Bettino si stropicciava con un sorriso le mani.
EPILOGO
L’Achille Lauro dal 1965 al 1994 fu preda di incendi l’ultimo dei quali ne decretò l’affondamento. Abu Abbas si rifugiò in Iraq sotto la protezione di Saddam Hussein (che razza di idea!). Catturato dagli americani durante il conflitto iraqeno fu imprigionato negli Stati Uniti. Morì poco dopo per un curioso attacco cardiaco. Magled Al Molql, l’assassino di Leon Klinghoffer, sparì nel nulla. Scarcerato dopo una pena di oltre venti anni fu consegnato alle autorità di Damasco con un ordine di espulsione italiano. Le sue ultime parole: “Mi hanno usato come merce di scambio fra Italia e Siria. Mi stanno mandando verso la morte“. Il giorno seguente alla sua scomparsa, Khalid Hussein, anche lui condannato per il sequestro dell’Achille Lauro, si uccise a 79 anni nel carcere di Benevento.

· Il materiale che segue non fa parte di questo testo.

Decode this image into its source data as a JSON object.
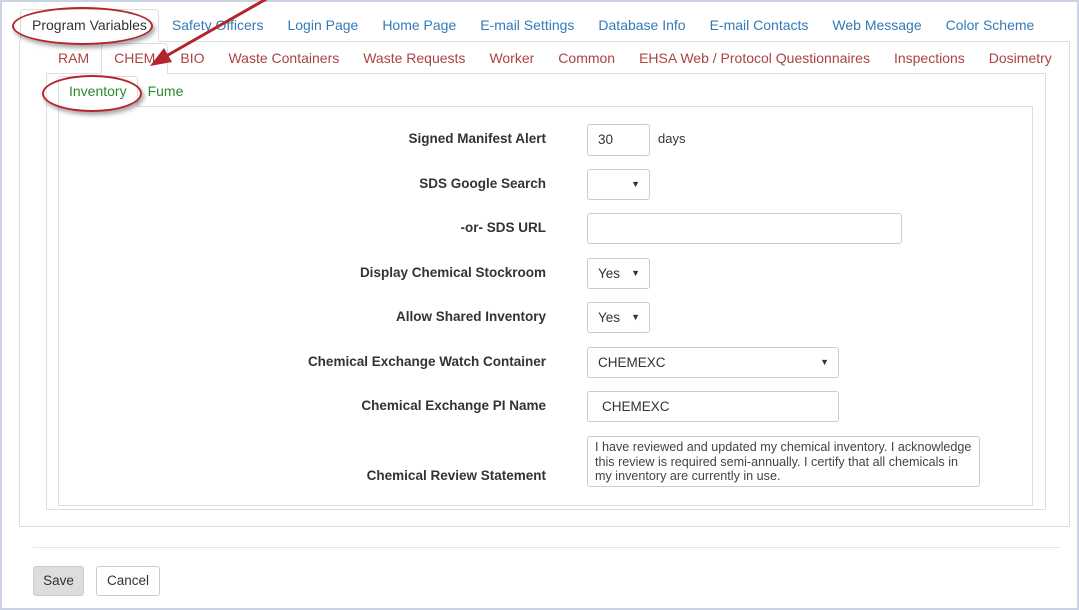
{
  "tabs_top": [
    "Program Variables",
    "Safety Officers",
    "Login Page",
    "Home Page",
    "E-mail Settings",
    "Database Info",
    "E-mail Contacts",
    "Web Message",
    "Color Scheme"
  ],
  "tabs_program": [
    "RAM",
    "CHEM",
    "BIO",
    "Waste Containers",
    "Waste Requests",
    "Worker",
    "Common",
    "EHSA Web / Protocol Questionnaires",
    "Inspections",
    "Dosimetry"
  ],
  "tabs_chem": [
    "Inventory",
    "Fume"
  ],
  "form": {
    "signed_manifest_alert": {
      "label": "Signed Manifest Alert",
      "value": "30",
      "unit": "days"
    },
    "sds_google_search": {
      "label": "SDS Google Search",
      "value": ""
    },
    "sds_url": {
      "label": "-or- SDS URL",
      "value": ""
    },
    "display_chemical_stockroom": {
      "label": "Display Chemical Stockroom",
      "value": "Yes"
    },
    "allow_shared_inventory": {
      "label": "Allow Shared Inventory",
      "value": "Yes"
    },
    "chemical_exchange_watch_container": {
      "label": "Chemical Exchange Watch Container",
      "value": "CHEMEXC"
    },
    "chemical_exchange_pi_name": {
      "label": "Chemical Exchange PI Name",
      "value": "CHEMEXC"
    },
    "chemical_review_statement": {
      "label": "Chemical Review Statement",
      "value": "I have reviewed and updated my chemical inventory. I acknowledge this review is required semi-annually. I certify that all chemicals in my inventory are currently in use."
    }
  },
  "buttons": {
    "save": "Save",
    "cancel": "Cancel"
  },
  "icons": {
    "dropdown": "chevron-down-icon"
  },
  "colors": {
    "link_blue": "#337ab7",
    "chem_tab_red": "#a94442",
    "inventory_tab_green": "#2a8a2a",
    "annotation_red": "#b3262b"
  }
}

In Italia Spadolini, filoamericano e contrario al comportamento di Craxì provocò una crisi di governo dimettendosi dal pentapartito. Poi la cosa, naturalmente, rientrò. La fine del premier socialista è tristemente nota e ancora oggetto di discussione. Quel dirottamento portò jella un po’ a tutti
ALCUNE CONSIDERAZIONI
Non fu facile districarsi in quella situazione che richiese persone di grande levatura. Craxi era una di quelle, piaccia o meno. Non solo tenne botta al presidente USA ma prese, in pochi minuti, decisioni importanti che avrebbero fatto tremare molti degli attuali politici. Scrisse di lui Pansa su Repubblica: “Cade in piedi, da ‘ hombre vertical’, con la schiena diritta, come un tempo s’era detto di Pertini” e Scalfari: “Craxi, per aver contrastato “l’ incontrollata rissosità del cow boy della Casa Bianca”, merita “un giudizio positivo che diamo con sincera soddisfazione“.
Non tutti conoscono i retroscena della crisi di Sigonella. Ho voluto ricordarli perchè appartennero ad una pagina della politica italiana dove la nostra nazione seppe, con ferma cortesia e senza paure, farsi valere. Il mio pensiero qualora vi interessasse? In quell’occasione Craxi insegnò a tutti in quale modo una nazione debba farsi rispettare. Oggi come sarebbe andata? Tremo all’idea: balbettii, ripensamenti, accuse tra partiti e genuflessioni. Un saluto da un metro e mezzo di distanza.